The first day on the bike was also only a half day: a short 82 km ride with 1150 m of climbing, a significant part of which weren't planned. Despite sleep being sabotaged by last night's intense celebrations of the football win I got out of the campsite early at around 7:00 h.
After cruising along the north coast of sicily for a couple hours the climbing started when I took a road leading inland. The country roads turned out to be mostly decent with a few outliers that had stretches of coarse gravel or ankle deep potholes. I've been warned about Sicily's dogs -- strays and farm dogs alike -- but the few canines I encountered today were thoroughly disinterested in taking a bite out my legs. Good boys.
Around noon when the temperature had risen to glaring 45 degrees I arrived at today's main attraction -- one of the highlights of the entire trip in fact! --, the ancient town of Segesta. I decided to visit the acropolis first with its beautifully reconstructed theater. The view from the upper tiers is just stunning, one can see all the way to the beach at Castellamare. The rulers of Segesta were theatre fiends it would appear, as they could watch the scene directly from their castle. The remnants of the agora give a hint of its former grandeur. No doubt there was a rich community dwelling on that hill. One empty pedestal evokes the story as told by Cicero of the theft of a revered statue of Artemis by the Carthaginians and its restoration by P. Scipio after the third Punic War. Sadly the site is in a desolate state today: panels are torn down, made illegible by UV light, or missing entirely. The entire castle is off limits to visitors because the wooden flooring threatens to fall apart any minute. Still spectacular, but certainly not receiving the care it needs.
Separate from the town and its fortifications is the magnificent and well preserved temple. This vast structure is located on a nearby hill, about 500 m in direct line from the acropolis. This is where you are overcome by a sensation that you've been teleported to some Greek island. Which isn't that inappropriate a description of Sicily either.
At the temple I paused for a while, sitting in the shadow just soaking in the beauty of all of it. Thanks to the early start I still had some time to kill so I spontaneously paid the town of Calatafimi a visit. It was one of those moves you instantly regret as merely getting there required a steep climb up to the hilltop the town is located on. Too bad the way down from there that I had chosen ended in a cul-de-sac leaving me with a fierce 17 % rated climb back up to the center where I barely made my way through another labyrinth of one-way roads, one steeper than the next, back to the road I originally came from.
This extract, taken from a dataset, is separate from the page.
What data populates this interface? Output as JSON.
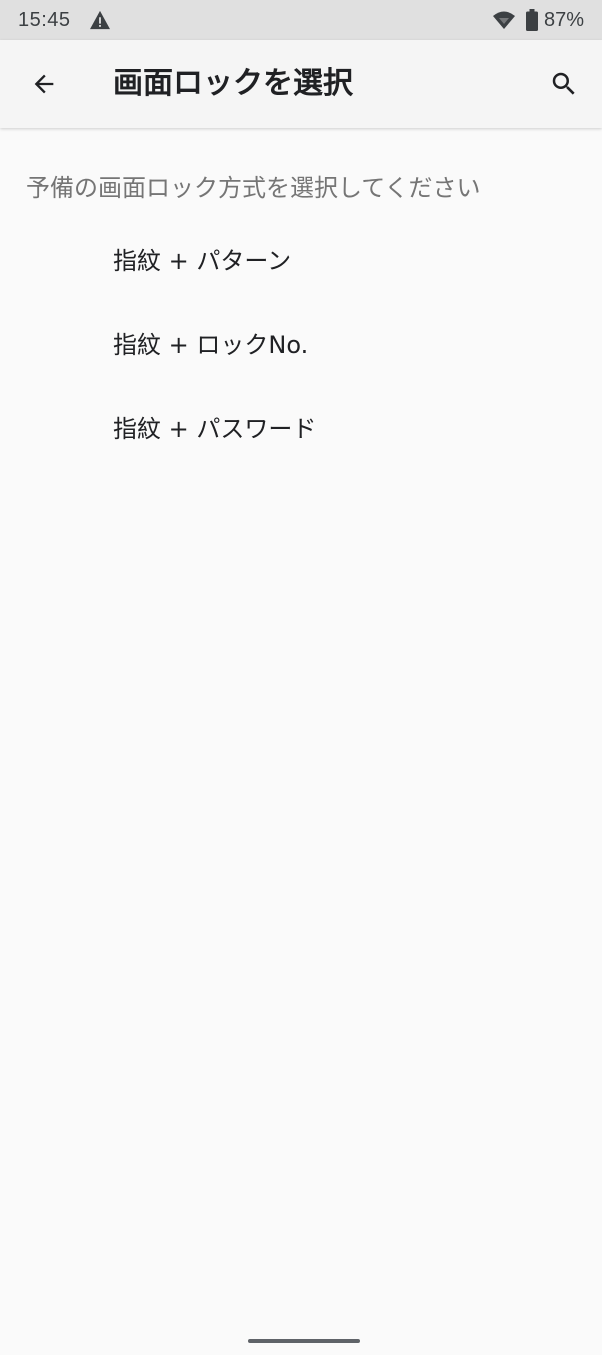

The day ended at an agriturismo where I booked a room for tonight. Getting there involved another steep climb, of course, but this one led off road over a dirt track which proved impossible to climb on my heavyweight setup so I had to dismount and push. It was worth the effort: unknowingly I had booked a room with a view of the Segesta acropolis and the temple! Absolutely spectacular. Now where is that pizza?